At some time, I fell asleep without waking Kellea. When my shoulder was touched lightly, guilt set me

apologizing even before I could unglue my eyelids. “Is he all right? I didn’t mean to fall asleep.” I fought

my bone-weariness to sit up, but my dream refused to be banished with the opening of my eyes. Paulo

lay beside me, his cold hand gripping mine. His face was pinched and pale, but bore a trace of his old

grin as he gazed up at the one who knelt on the other side of him.

“This will hurt for a moment,” said the newcomer, his voice quiet, weaving a cocoon of peace and

reassurance, “but nothing as to what you’ve done already.
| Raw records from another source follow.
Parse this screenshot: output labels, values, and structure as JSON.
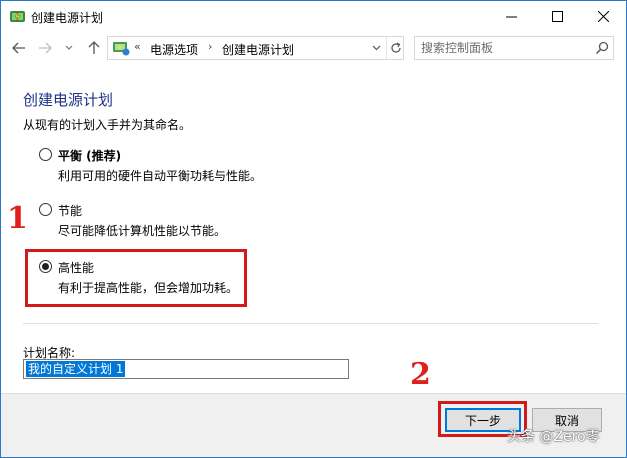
{
  "window": {
    "title": "创建电源计划"
  },
  "address_bar": {
    "overflow": "«",
    "crumbs": [
      "电源选项",
      "创建电源计划"
    ],
    "separator": "›"
  },
  "search": {
    "placeholder": "搜索控制面板"
  },
  "page": {
    "heading": "创建电源计划",
    "subtitle": "从现有的计划入手并为其命名。",
    "options": [
      {
        "label": "平衡 (推荐)",
        "desc": "利用可用的硬件自动平衡功耗与性能。",
        "checked": false
      },
      {
        "label": "节能",
        "desc": "尽可能降低计算机性能以节能。",
        "checked": false
      },
      {
        "label": "高性能",
        "desc": "有利于提高性能，但会增加功耗。",
        "checked": true
      }
    ],
    "plan_name_label": "计划名称:",
    "plan_name_value": "我的自定义计划 1"
  },
  "buttons": {
    "next": "下一步",
    "cancel": "取消"
  },
  "annotations": {
    "step1": "1",
    "step2": "2",
    "highlight_color": "#d11a1a"
  },
  "watermark": "头条 @Zero零",
  "colors": {
    "heading": "#1e3287",
    "selection": "#0078d7",
    "window_border": "#2b78c8"
  }
}
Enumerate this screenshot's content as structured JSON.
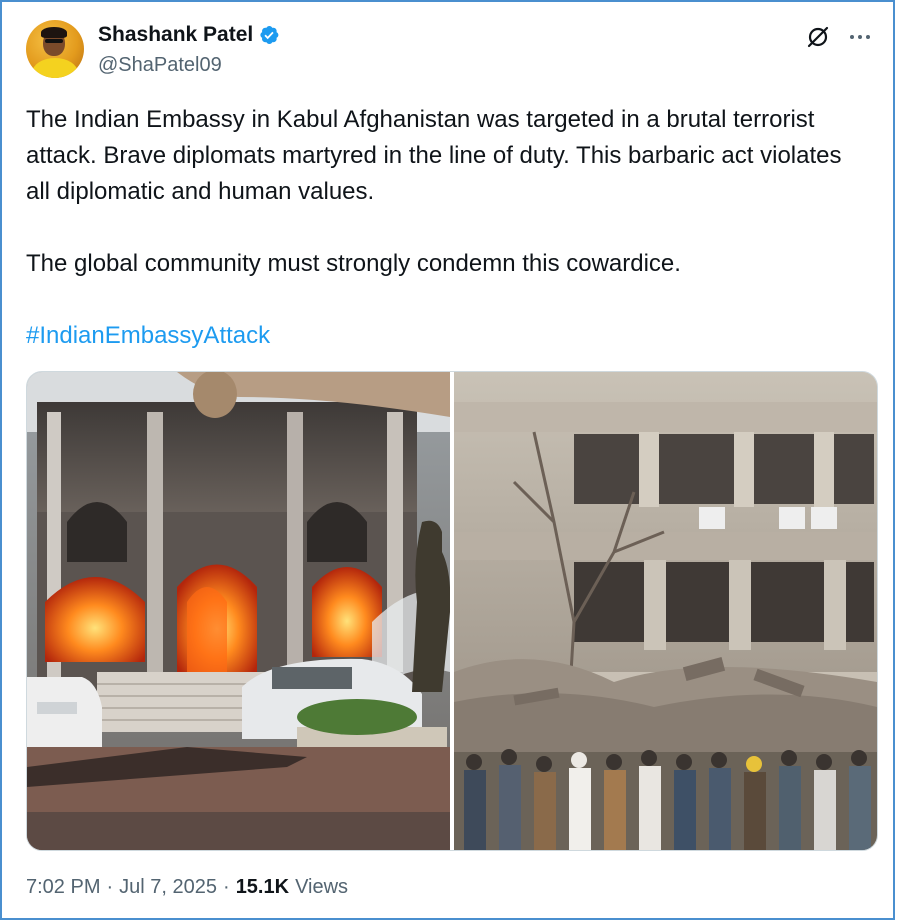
{
  "author": {
    "name": "Shashank Patel",
    "handle": "@ShaPatel09",
    "verified": true,
    "verified_color": "#1d9bf0"
  },
  "icons": {
    "grok": "grok-slash-circle-icon",
    "more": "more-horizontal-icon",
    "verified": "verified-badge-icon"
  },
  "tweet": {
    "paragraph1": "The Indian Embassy in Kabul Afghanistan was targeted in a brutal terrorist attack. Brave diplomats martyred in the line of duty. This barbaric act violates all diplomatic and human values.",
    "paragraph2": "The global community must strongly condemn this cowardice.",
    "hashtag": "#IndianEmbassyAttack",
    "hashtag_color": "#1d9bf0"
  },
  "media": {
    "images": [
      {
        "name": "burning-embassy-building-photo"
      },
      {
        "name": "bombed-building-crowd-photo"
      }
    ]
  },
  "footer": {
    "time": "7:02 PM",
    "date": "Jul 7, 2025",
    "views_count": "15.1K",
    "views_label": "Views",
    "separator": "·"
  },
  "colors": {
    "border": "#4a8fcf",
    "secondary_text": "#536471",
    "primary_text": "#0f1419"
  }
}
Then I’ll be with you, and we’ll take care of it.

All right?”

Paulo nodded, a silver knife flashed in the firelight, and Karon’s words of healing scattered embers of

enchantment like fireflies through the cave.

CHAPTER 14

A Dulcé had shaken me awake. “My lady,” he whispered. “Would you be kind enough to step

outside where we could speak? I would most appreciate it. The Prince has said it will take him a goodly

time to care for the boy.”

“Yes . . . yes. Of course.” This could not be a dream if I was stammering so foolishly. “Of course I’ll

speak with you.”

Kellea’s blankets lay empty, no sign of her in the cave. I wrapped my cloak tight, dragged my eyes

reluctantly from Karon, who was binding his bleeding arm to Paulo’s, and stepped into the dawn light.